Milestone 1: Backend API & AI Integration ✅

Completed: Successfully implemented a comprehensive Flask backend with Google Generative AI integration. The system features:

  • Intelligent Query Processing: Multi-module architecture that classifies, translates, and processes user queries
  • Step-by-Step Tutoring: AI-powered explanations that adapt based on user preferences (with/without detailed steps)
  • Specialized Math Handling: Dedicated algebra solver with Wolfram Alpha integration for computational solutions
  • Modular Design: Clean separation of concerns with specialized handlers for different query types

Technical Highlights: - Integrated Google’s Gemini Pro model for natural language processing - Implemented query classification system for optimal AI response generation - Built translation layer for improved query understanding - Created flexible tutoring system that respects user preferences for explanation depth

Milestone 2: Core Frontend Development in React 🚧

In Progress: Developing React frontend with modern UI/UX principles for seamless user interaction.

Planned Features: - Real-time chat interface for AI interactions - Math equation rendering and input capabilities - Responsive design for mobile and desktop - User preference settings for explanation depth

Milestone 3: Data Analytics Module Implementation 📋

Planned: Comprehensive data science pipeline for learning analytics and user insights.
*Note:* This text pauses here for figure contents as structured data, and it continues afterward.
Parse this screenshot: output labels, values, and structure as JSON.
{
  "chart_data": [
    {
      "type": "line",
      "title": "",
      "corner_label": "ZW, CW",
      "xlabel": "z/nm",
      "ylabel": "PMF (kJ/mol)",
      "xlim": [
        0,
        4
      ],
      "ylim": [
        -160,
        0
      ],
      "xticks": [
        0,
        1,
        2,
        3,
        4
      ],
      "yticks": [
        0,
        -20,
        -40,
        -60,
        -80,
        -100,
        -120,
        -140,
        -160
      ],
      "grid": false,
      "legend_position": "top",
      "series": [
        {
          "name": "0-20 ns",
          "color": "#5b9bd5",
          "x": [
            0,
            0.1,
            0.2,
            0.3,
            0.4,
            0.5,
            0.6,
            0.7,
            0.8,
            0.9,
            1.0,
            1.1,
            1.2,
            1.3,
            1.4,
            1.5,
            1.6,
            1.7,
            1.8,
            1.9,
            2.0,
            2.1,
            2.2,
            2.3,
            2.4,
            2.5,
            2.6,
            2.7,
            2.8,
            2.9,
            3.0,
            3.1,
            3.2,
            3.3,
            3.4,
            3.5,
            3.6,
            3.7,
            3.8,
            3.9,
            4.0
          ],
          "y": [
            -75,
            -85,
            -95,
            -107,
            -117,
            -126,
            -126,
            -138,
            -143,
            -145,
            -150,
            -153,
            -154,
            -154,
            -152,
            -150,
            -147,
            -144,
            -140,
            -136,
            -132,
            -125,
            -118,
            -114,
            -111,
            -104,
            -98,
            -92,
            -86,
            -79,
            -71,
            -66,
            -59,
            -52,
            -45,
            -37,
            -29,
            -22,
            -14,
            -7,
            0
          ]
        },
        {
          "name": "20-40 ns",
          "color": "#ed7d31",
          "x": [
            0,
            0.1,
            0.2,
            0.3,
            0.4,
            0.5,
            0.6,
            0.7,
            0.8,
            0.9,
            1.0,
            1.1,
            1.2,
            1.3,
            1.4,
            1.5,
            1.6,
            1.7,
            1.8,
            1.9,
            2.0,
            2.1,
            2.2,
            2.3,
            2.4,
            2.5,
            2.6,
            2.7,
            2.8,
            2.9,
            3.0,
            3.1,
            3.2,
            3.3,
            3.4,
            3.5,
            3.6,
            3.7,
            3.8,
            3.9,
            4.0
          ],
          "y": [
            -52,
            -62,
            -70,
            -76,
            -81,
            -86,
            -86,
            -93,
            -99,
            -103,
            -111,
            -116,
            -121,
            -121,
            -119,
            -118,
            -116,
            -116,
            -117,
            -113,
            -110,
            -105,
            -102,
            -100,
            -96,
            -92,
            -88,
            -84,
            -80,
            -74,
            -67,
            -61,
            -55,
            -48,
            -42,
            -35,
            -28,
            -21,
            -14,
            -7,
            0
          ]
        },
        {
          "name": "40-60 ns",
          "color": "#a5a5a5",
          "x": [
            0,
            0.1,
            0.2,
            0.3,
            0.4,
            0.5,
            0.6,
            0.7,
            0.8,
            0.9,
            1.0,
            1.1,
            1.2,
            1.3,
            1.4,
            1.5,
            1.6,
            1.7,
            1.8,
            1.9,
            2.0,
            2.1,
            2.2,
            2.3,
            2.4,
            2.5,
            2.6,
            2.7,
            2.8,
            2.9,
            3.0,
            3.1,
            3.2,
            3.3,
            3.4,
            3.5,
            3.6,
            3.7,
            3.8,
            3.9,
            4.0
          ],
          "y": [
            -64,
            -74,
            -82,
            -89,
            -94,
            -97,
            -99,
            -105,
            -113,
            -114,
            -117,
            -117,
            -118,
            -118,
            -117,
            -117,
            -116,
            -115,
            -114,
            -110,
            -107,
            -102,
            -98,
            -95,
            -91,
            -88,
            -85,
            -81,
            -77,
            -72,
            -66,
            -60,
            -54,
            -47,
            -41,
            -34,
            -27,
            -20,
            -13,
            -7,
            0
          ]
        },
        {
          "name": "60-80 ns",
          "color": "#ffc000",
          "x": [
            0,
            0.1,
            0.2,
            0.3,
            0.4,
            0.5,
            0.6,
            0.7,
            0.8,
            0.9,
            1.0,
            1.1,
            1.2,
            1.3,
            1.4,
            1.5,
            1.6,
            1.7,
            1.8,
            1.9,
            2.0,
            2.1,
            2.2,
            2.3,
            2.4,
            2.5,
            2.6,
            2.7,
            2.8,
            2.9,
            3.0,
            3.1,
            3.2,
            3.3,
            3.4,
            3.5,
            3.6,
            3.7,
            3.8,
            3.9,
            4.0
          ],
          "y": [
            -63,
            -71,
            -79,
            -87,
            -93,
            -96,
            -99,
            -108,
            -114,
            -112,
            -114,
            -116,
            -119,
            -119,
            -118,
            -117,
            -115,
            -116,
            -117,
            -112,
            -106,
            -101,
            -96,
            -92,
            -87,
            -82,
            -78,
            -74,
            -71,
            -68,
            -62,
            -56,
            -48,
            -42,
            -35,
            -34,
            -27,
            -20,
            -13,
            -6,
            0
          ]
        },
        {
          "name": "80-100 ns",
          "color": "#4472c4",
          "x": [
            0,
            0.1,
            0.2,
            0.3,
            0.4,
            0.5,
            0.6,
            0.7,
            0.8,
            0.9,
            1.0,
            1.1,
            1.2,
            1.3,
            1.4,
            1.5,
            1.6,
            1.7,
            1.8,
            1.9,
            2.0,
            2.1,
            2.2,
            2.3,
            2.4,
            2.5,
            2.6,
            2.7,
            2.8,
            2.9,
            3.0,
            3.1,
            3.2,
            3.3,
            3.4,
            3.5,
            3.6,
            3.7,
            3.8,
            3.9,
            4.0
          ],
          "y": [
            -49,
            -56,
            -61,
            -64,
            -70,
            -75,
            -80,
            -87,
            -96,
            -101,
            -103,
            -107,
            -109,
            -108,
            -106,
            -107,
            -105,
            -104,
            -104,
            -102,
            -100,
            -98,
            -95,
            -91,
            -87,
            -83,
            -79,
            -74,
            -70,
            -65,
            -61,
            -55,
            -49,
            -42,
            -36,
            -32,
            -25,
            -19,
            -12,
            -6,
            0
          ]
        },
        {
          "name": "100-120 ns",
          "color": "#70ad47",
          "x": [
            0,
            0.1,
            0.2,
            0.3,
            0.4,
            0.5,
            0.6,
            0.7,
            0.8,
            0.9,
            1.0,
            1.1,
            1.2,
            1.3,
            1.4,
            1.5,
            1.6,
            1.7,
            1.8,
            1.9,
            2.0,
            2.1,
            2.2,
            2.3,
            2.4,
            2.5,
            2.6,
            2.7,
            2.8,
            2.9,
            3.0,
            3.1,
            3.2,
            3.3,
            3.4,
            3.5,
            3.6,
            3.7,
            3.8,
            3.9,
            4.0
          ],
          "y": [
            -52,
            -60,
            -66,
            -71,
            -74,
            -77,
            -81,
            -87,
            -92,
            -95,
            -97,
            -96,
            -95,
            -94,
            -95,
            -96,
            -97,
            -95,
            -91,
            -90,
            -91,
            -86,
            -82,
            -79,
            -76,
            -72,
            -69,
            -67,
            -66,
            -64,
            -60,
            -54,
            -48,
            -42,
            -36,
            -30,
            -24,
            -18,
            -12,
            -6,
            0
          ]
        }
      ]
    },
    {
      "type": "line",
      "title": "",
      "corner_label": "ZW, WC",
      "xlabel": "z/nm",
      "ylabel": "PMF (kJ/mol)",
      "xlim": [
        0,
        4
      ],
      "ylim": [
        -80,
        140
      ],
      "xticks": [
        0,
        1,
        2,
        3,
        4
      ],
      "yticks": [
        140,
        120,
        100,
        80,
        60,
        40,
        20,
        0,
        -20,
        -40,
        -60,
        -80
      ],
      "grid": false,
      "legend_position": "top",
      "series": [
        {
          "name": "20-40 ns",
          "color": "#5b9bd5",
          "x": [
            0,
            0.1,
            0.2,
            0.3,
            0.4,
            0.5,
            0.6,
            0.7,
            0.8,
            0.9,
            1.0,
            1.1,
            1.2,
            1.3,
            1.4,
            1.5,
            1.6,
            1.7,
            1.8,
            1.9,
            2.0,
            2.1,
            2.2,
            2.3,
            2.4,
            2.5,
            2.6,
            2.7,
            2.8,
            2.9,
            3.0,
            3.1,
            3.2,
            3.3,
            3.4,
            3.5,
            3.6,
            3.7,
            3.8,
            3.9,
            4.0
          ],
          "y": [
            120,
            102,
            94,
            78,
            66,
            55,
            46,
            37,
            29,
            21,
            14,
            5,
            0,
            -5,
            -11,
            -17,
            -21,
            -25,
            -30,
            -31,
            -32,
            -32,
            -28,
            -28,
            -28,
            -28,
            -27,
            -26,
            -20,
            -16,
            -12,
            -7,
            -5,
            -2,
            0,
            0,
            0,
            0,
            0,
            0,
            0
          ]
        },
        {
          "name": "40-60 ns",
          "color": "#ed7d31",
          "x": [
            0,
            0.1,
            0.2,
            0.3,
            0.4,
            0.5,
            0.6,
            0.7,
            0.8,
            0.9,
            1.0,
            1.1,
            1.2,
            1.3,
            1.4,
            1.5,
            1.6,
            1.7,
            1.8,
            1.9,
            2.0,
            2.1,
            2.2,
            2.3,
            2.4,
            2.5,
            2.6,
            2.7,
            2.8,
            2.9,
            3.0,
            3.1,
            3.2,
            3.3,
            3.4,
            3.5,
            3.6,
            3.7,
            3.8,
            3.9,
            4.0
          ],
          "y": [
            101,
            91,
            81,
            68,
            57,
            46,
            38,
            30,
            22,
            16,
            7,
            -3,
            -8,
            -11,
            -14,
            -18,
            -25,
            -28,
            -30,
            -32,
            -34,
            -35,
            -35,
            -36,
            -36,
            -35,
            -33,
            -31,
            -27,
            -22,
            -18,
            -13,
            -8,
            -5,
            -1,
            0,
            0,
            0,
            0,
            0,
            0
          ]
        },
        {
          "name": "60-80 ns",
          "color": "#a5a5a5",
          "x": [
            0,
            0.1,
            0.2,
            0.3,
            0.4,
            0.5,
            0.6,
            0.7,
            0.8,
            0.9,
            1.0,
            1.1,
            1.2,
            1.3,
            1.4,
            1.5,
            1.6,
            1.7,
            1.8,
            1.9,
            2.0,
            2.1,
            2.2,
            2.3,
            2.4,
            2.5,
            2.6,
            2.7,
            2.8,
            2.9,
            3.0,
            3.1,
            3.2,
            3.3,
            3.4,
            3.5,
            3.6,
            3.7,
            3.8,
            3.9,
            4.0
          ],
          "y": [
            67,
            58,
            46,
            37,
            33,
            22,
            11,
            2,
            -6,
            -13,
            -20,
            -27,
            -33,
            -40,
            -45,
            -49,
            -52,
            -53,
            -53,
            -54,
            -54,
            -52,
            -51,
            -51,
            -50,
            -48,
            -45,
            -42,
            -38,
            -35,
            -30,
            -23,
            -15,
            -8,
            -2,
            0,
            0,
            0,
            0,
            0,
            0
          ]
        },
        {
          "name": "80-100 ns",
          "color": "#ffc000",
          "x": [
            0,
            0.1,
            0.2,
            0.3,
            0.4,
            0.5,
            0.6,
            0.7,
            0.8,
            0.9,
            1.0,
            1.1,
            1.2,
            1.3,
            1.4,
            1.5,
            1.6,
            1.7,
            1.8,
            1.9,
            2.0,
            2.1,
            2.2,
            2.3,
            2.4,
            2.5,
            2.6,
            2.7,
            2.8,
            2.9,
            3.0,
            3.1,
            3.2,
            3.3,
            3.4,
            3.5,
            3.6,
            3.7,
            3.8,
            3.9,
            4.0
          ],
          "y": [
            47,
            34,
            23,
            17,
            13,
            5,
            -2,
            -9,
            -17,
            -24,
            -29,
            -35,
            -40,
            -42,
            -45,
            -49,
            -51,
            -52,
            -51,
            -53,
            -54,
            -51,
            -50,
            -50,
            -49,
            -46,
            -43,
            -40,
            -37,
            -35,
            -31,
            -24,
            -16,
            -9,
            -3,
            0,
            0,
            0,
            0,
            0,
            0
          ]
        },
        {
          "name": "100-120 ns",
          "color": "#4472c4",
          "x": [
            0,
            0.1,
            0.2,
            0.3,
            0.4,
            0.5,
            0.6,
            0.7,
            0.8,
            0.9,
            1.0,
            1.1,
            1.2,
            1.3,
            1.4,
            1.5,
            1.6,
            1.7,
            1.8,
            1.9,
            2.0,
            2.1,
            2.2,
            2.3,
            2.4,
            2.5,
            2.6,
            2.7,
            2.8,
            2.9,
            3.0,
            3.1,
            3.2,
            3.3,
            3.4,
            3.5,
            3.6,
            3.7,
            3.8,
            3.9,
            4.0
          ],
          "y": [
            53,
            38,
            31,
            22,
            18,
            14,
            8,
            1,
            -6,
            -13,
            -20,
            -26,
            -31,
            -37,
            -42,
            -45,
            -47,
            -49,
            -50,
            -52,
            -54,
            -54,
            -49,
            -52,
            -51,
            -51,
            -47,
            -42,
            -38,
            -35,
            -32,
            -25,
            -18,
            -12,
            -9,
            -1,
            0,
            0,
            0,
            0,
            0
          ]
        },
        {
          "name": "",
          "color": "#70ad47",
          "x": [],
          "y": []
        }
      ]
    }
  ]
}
Features to Implement: - User query pattern analysis - Learning progress tracking - Performance analytics dashboard - Predictive modeling for user satisfaction

♡ Current Status

(As of January 2025)

The project has successfully completed its core backend development phase with a fully functional AI-powered tutoring system. The modular architecture is in place and ready for frontend integration.

Completed:

  • ✅ Flask backend with Google AI integration

  • ✅ Modular query processing system

  • ✅ Step-by-step tutoring functionality

  • ✅ Specialized math handling modules

  • ✅ Query classification and translation

In Progress:

  • 🚧 React frontend development

  • 🚧 User interface design and implementation

Next Steps:

  1. Complete React frontend with modern UI/UX

  2. Expand algebra_solver.py with additional algorithms

  3. Implement PostgreSQL database for data persistence

  4. Develop analytics dashboard with Pandas/Plotly

  5. Add user feedback and satisfaction prediction systems

Timeline Update: The project is progressing well within the original 1-2 month timeline, with core AI functionality complete and frontend development underway.